19. Or else? What is the penalty for violating this provision? What is the incentive for compliance?
20. Who will be on the expert panel? How will its makeup be determined? To whom will it answer?
Specific comments: Implementation guidelines.
IG C: What is the definition of "frequent"? What format will the communications be in?
IG P: What criteria will be used to determine the makeup of the dispute resolution panel? To whom will it report? What sort of oversight will it have?
III. Statements of agreement and disagreement with other constituencies.
We agree with the Non-Commercial Users Constituency's assessment of recommendation 6, found on page 29 of the GNSO final report Part B.
We agree with the Non-Commercial Users Constituency's comment on recommendation 7, found on page 31 of the GNSO final report Part B.
We disagree with the NCUC's comment on Recommendation 8 (page 31) in that we believe more criteria are necessary, though we do agree that they must be published, adhered to, etc.
We disagree with the NCUC's comment on Recommendation 11 (page 32). We do not believe placing limits on the participation of ICANN staff will generate the outcomes the NCUC posits.
We agree with the Business and Commercial Users' Constituency in their statement of concern about abusive registrations.

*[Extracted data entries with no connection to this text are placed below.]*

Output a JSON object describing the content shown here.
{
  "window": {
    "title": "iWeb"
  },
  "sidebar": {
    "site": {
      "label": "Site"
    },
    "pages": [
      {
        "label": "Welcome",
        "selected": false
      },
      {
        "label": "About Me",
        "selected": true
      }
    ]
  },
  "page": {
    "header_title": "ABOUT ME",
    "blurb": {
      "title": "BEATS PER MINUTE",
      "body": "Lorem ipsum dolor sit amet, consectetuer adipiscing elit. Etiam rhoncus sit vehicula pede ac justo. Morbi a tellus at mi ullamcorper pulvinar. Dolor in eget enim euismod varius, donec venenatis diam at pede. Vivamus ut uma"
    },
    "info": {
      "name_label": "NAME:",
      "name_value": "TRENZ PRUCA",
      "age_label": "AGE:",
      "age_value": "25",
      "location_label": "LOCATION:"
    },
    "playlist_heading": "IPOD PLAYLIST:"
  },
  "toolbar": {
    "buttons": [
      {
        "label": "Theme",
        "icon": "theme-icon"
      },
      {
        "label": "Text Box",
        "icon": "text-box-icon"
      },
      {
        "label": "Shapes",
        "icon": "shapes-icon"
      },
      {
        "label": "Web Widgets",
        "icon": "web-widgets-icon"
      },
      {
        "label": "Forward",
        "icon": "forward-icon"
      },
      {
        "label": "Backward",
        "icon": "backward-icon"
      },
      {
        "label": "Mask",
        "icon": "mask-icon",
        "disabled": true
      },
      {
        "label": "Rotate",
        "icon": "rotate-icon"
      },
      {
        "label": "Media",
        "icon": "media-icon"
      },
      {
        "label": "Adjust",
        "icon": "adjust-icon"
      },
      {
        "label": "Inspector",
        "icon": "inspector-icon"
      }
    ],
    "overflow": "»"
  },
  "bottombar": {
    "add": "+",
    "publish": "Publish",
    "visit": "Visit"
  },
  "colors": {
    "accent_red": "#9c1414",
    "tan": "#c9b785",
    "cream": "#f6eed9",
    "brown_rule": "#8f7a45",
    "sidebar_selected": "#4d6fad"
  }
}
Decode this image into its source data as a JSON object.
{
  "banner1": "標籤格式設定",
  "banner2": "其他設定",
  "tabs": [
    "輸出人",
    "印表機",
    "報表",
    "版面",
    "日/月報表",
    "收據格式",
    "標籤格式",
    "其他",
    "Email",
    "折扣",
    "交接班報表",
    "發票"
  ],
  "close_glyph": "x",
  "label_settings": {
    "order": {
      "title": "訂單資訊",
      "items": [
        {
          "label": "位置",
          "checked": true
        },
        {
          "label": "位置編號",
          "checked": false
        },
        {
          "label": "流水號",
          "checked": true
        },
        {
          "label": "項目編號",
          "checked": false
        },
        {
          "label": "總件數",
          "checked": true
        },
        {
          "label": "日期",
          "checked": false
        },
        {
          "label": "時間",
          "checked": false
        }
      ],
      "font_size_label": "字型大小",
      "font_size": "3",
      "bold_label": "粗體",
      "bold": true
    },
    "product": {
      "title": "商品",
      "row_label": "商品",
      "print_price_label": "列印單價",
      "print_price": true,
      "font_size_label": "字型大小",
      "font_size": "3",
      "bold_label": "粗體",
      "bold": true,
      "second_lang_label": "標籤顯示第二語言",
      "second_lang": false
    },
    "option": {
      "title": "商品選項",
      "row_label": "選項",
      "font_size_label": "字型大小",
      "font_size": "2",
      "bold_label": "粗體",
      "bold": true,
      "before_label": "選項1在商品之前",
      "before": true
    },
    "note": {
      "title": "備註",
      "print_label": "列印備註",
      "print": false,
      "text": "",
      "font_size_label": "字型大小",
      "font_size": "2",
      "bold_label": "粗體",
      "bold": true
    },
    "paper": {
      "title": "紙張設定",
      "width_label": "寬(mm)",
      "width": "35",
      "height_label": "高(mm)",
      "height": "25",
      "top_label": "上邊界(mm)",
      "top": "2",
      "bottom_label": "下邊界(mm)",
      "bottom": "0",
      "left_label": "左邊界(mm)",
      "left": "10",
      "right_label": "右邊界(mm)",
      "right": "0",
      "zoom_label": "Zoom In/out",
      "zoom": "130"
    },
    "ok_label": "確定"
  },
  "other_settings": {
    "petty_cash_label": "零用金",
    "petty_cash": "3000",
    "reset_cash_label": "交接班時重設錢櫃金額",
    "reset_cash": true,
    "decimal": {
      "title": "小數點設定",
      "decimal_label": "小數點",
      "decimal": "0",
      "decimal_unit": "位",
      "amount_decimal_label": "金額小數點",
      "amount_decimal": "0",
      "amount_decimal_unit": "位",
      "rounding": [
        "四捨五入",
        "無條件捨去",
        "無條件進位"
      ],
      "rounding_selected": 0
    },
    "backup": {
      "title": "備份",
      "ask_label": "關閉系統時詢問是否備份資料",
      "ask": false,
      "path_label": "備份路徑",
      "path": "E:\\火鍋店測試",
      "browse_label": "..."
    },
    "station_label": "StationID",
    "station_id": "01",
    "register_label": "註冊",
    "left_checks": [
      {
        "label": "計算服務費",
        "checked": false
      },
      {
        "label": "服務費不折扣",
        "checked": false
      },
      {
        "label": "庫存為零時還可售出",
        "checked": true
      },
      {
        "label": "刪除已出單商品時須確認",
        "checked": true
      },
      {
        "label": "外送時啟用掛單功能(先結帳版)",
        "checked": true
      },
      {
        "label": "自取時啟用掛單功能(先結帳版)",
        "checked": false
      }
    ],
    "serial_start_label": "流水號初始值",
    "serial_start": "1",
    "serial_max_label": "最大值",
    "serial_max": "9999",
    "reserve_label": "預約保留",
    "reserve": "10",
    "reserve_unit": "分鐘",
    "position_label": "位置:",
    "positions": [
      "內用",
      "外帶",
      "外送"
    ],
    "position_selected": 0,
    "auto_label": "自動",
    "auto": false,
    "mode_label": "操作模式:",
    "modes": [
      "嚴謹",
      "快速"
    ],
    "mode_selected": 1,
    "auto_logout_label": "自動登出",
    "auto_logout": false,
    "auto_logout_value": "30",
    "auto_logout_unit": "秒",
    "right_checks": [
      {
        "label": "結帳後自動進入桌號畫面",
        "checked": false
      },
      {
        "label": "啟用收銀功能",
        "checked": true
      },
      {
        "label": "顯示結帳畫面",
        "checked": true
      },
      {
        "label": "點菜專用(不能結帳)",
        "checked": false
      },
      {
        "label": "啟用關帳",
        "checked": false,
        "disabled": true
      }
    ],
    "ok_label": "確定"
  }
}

We support discussion and possible implementation of the recommendations cited by the Business and Commercial Users' Constituency to help control abusive practices. The BCUC suggests (paraphrase):
* Graduated sanctions for contract non-compliance
* Avoiding confusingly similar domain names
* Avoiding infringement of third-party prior rights
* Clear, quick and low-cost procedures for dispute resolution and removal of bad-faith registrations
* Measures to prevent abuse of personal data
Thank you for the opportunity to comment.
Beau Brendler, Director
Consumer Reports WebWatch
>From: Alan Greenberg <alan.greenberg at mcgill.ca>
>Sent: Mar 31, 2011 6:11 PM
>To: NA-Discuss <na-discuss at atlarge-lists.icann.org>
>Subject: Re: [NA-Discuss] Fwd: Edits and comments to NARALO/ALAC position statement on GAC scorecard
>Interesting indeed. I must admit that I am one of those who has never
>really seen the need for the "let a thousand flowers bloom"
>philosophy of TLDs. When I started on the ALAC, I said as much a
>couple of times. I was so shouted down and told I really did not
>understand things that I learned to keep my mouth shut (about this
>anyway). Until recently when it has somewhat become acceptable if not
>universal within At-Large.
>At 31/03/2011 03:51 PM, Evan Leibovitch wrote:
>>It is interesting to note Antony's chronology, and the observation that as
>>ALAC has grown more democratic and less appointed, it has cooled to the gTLD
>>hysteria about gTLDs shared by ICANN's more-vested interests. Correlation
>>does not necessarily infer causality, but I do think there's a definite
>>connection here. The more At-Large reflects the Internet end user, and the
>>more that the end user community knows about ICANN, the less it cares about
>>the panic rush for more TLDs.
>>The only exception to this is the IDN fast track for ccTLDs, which did have
>>end-user demand (and my full support).